一説によると、ソースを作る時に使用される湯せん鍋が、ベンマリーと呼ばれるのも彼女の名前に由来しているらしい。
 ローマ帝国がエジプトを征服してからは、アレキサンドリアをはじめとする
エジプト各地で活躍していた錬金術師達も、人目を忍んで活動を続ける事を余儀なくされた。
ローマ側は、錬金術で造られた黄金が、革命分子の資金源として利用される事を案じいていたといわれている。
事実西暦296年にエジプトで反乱が起こった時には、錬金術によって金と銀を製造する方法が記されている写本290冊を
破棄せよという命令が、当時の皇帝ディオクレティアヌスから出された。
 こうして錬金術は、アラブ人がビザンティン帝国からアレキサンドリアを奪い取った西暦642年まで、
社会の片隅でじっと息をひそめることになった。
それでも新たな支配者となったアラブ人が、たちどころに錬金術に興味を示したおかげで、
ギリシア語でかかれた錬金術関係の文献は、その多くがアラビア語に翻訳されていった。
 そうした時期に活躍した錬金術師の中でも最も大きな業績をあげたのが、『アラビアン・ナイト』にも登場する
アッバース朝のカリフ、ハールーン・アッラシードに仕えた、ジャービル・イブン・ハイヤーンだった。

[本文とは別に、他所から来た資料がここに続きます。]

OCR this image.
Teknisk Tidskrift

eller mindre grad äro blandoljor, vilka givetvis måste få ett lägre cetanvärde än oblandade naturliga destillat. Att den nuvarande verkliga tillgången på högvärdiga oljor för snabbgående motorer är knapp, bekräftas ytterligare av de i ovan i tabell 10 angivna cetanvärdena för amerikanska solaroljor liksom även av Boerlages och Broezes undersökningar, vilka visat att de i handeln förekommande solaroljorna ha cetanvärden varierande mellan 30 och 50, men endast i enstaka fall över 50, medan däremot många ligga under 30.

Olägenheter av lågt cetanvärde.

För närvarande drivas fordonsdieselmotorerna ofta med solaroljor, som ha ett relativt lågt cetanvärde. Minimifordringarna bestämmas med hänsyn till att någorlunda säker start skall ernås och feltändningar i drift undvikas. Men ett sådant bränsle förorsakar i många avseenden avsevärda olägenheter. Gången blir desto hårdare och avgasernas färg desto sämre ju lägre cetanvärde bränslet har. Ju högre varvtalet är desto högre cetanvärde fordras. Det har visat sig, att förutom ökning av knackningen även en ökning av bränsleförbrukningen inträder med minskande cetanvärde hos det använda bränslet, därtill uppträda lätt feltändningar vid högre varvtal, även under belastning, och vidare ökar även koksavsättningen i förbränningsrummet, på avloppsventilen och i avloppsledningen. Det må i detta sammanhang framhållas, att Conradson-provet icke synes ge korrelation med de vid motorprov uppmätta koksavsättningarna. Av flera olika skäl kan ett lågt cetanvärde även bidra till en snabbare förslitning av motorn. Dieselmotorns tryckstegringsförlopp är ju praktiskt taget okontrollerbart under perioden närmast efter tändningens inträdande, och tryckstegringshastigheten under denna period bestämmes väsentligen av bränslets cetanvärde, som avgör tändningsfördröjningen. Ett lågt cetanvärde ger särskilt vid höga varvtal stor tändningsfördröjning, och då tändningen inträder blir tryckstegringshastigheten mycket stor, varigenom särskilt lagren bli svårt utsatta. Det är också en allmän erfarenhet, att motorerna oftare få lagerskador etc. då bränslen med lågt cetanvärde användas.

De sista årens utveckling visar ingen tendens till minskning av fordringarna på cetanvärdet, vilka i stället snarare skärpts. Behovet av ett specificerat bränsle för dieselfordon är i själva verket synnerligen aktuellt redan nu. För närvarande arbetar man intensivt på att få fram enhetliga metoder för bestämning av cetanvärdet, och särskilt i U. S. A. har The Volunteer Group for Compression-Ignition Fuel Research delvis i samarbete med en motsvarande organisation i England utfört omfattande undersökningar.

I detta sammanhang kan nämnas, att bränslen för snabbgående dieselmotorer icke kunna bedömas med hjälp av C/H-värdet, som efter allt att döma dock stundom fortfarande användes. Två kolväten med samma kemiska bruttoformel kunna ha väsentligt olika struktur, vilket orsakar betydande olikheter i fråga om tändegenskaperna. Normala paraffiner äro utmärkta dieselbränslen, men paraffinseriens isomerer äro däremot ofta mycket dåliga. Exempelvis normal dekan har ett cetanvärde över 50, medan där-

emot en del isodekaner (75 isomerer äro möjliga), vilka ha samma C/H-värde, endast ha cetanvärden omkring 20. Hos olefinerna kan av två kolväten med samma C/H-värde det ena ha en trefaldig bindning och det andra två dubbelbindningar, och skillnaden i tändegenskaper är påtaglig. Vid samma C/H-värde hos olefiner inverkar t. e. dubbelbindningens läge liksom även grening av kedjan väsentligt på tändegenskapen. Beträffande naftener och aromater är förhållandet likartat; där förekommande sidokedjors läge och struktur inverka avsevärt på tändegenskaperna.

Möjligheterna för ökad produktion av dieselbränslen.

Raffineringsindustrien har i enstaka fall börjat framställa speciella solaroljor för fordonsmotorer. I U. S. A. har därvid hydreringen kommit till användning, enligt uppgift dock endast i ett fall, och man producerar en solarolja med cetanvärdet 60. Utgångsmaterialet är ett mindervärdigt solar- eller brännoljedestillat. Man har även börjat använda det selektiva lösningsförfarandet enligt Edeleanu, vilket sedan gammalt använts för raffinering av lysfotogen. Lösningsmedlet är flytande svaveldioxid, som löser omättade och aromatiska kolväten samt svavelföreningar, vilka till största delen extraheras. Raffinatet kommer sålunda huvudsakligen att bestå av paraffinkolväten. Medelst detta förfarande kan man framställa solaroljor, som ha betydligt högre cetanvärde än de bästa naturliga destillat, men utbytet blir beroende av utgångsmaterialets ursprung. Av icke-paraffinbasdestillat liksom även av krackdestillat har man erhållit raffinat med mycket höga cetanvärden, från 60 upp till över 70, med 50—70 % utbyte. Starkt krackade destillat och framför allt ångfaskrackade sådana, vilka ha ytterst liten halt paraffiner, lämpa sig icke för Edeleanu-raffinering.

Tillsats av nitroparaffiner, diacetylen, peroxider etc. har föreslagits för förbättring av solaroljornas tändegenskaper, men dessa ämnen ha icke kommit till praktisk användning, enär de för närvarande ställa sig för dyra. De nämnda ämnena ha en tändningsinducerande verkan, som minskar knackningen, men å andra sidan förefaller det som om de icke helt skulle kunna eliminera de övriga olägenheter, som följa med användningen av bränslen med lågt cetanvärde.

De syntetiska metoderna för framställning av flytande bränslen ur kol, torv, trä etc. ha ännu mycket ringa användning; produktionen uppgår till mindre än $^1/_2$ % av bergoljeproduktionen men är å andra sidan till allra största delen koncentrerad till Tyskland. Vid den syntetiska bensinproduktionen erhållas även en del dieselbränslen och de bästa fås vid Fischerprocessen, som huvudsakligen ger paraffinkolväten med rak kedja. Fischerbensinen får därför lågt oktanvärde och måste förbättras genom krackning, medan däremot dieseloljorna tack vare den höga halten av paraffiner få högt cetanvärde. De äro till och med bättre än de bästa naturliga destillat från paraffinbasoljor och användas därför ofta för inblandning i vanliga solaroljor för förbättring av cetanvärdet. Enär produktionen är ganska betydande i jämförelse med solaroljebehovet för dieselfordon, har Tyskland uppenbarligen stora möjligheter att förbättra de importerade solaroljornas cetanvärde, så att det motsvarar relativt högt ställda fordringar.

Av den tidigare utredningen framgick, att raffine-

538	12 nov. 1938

このジャービル・イブン・ハイヤーンは、錬金術を実際に行っただけでなく、
その後何世紀にもわたって活用された酸の製造方法も考案している。


中世ヨーロッパの錬金術

 11世紀から12世紀にかけては、十字軍戦士がイスラム勢力との戦いを終えて帰還するのに伴って、
錬金術が西ヨーロッパに伝えられていった。
 大昔の人が言うように、金属変成の作業を実践すれば本当に巨万の富を手にする事が出来るのか、
その答えを求め更に何世紀にも渡って研究が重ねられていった。
 この問題については、迷信と伝説とあてずっぽうの推論が
大手を振ってまかり通った中世ヨーロッパの科学界でも、見解が真っ二つに分かれていた。
当時を代表する思想家の一人だったアルベルトゥス・マグヌス(1193~1280年)等は、
錬金術で黄金を作るのはあながち不可能ではないだろうが、出来上がった黄金は純金よりも質が落ちるはずだと考えている。
もっとも、他ならぬ錬金術が秘事中の秘事として行われていた為、
実際の作業で用いられたと思われる技術については、公の場で検討される事はめったになかった。